An AI system lifecycle for operations encompasses all stages from initial planning to retirement. It begins with problem identification, followed by data collection, model development, and rigorous testing. Once deployed, the system requires continuous monitoring, maintenance, and updates to ensure optimal performance. Operational considerations include scalability, security, and compliance. Finally, the lifecycle concludes with decommissioning or replacement, ensuring responsible data handling and knowledge transfer for future improvements.
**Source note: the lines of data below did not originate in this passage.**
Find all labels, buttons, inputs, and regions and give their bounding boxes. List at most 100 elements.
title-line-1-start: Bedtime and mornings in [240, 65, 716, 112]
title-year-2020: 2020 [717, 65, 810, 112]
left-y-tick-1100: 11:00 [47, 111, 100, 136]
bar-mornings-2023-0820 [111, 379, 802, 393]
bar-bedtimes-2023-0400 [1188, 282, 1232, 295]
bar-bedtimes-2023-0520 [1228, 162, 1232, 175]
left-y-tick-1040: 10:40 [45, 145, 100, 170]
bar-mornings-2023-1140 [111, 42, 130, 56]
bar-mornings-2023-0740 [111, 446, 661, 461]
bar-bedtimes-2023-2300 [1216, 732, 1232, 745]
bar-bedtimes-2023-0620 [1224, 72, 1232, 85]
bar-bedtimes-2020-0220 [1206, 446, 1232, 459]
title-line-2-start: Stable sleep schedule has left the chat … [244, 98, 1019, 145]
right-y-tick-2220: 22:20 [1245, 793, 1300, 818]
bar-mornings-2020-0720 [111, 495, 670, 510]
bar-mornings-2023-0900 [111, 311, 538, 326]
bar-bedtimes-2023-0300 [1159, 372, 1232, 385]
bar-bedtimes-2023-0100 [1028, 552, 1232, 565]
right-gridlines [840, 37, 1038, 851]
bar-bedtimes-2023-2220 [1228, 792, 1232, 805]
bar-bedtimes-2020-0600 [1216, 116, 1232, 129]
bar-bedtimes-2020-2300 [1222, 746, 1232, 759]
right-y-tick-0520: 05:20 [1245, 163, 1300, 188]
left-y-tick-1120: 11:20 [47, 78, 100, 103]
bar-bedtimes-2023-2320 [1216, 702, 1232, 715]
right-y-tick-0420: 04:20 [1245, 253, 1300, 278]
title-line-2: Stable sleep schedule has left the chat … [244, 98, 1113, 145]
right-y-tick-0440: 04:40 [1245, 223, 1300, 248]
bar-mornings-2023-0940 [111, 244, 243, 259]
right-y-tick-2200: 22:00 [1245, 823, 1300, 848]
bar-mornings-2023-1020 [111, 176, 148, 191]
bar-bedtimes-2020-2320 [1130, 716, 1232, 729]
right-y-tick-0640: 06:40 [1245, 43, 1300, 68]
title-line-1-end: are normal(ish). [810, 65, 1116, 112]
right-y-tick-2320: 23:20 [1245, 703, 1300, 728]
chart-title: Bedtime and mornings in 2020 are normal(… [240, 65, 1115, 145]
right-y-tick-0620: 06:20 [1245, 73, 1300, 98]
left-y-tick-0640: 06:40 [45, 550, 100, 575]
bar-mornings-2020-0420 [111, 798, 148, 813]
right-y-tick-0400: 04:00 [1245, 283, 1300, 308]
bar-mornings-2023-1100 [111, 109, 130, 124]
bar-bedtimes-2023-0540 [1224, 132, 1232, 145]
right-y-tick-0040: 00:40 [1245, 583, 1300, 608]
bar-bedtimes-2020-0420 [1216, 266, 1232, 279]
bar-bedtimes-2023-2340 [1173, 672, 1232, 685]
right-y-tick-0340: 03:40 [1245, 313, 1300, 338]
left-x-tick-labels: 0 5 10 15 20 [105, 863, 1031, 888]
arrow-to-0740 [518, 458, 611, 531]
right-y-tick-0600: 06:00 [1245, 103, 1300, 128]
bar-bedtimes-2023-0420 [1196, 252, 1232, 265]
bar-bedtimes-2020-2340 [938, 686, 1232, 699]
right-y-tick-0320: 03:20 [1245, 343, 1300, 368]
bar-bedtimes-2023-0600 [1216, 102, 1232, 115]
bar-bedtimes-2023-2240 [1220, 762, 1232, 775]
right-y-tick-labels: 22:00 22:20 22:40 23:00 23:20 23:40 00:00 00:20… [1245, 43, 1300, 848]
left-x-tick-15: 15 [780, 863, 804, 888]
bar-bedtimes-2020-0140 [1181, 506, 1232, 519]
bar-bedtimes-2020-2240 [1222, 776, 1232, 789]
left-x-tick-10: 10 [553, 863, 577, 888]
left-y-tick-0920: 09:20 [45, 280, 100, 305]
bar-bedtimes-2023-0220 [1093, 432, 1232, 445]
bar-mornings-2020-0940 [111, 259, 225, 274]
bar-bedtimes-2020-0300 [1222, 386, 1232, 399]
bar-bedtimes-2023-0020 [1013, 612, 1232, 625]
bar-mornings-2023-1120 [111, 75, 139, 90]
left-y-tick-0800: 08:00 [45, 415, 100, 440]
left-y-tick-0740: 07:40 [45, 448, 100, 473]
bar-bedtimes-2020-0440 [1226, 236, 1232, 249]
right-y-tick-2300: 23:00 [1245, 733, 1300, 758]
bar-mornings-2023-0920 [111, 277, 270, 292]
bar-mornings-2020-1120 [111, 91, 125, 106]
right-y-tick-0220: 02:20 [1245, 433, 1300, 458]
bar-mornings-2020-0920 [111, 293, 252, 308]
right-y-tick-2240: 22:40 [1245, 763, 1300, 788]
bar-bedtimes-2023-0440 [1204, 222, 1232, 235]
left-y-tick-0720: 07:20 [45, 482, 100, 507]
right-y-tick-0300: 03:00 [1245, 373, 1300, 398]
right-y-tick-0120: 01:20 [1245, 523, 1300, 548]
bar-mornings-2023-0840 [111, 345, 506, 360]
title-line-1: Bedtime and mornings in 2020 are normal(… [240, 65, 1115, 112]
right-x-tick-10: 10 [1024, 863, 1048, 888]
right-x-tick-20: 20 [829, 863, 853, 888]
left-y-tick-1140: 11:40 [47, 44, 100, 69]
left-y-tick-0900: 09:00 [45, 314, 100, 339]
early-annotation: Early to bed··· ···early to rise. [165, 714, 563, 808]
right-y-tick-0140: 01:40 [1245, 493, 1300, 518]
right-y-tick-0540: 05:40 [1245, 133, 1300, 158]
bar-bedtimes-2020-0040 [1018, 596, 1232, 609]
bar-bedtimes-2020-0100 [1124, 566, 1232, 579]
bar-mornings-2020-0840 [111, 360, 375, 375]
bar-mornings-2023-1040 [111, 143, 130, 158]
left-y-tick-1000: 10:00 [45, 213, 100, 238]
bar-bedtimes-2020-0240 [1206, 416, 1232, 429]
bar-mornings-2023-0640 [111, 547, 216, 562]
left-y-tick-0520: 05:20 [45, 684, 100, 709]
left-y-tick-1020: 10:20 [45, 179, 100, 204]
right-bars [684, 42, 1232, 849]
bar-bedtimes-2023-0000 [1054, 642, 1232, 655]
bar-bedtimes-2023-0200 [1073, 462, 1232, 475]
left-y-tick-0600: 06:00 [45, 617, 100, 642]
An AI system lifecycle for operations encompasses all stages from initial planning to retirement. It begins with problem identification, followed by data collection, model development, and rigorous testing. Once deployed, the system requires continuous monitoring, maintenance, and updates to ensure optimal performance. Operational considerations include scalability, security, and compliance. Finally, the lifecycle concludes with decommissioning or replacement, ensuring responsible data handling and knowledge transfer for future improvements.
What is the AI system lifecycle for operations?
A structured sequence from problem identification to retirement, including planning, data collection, model development, testing, deployment, and ongoing monitoring and maintenance.
What is the role of problem identification in the AI lifecycle?
It defines the objective, success criteria, constraints, and stakeholder needs, guiding data choices and modeling decisions.
What should be considered during data collection and preparation?
Gather relevant, high-quality, and representative data; ensure proper labeling, privacy and consent, and robust data governance and quality controls.
Why are monitoring and maintenance important after deployment?
To detect performance drift or issues, ensure safety and compliance, and trigger retraining or updates to keep the system effective over time.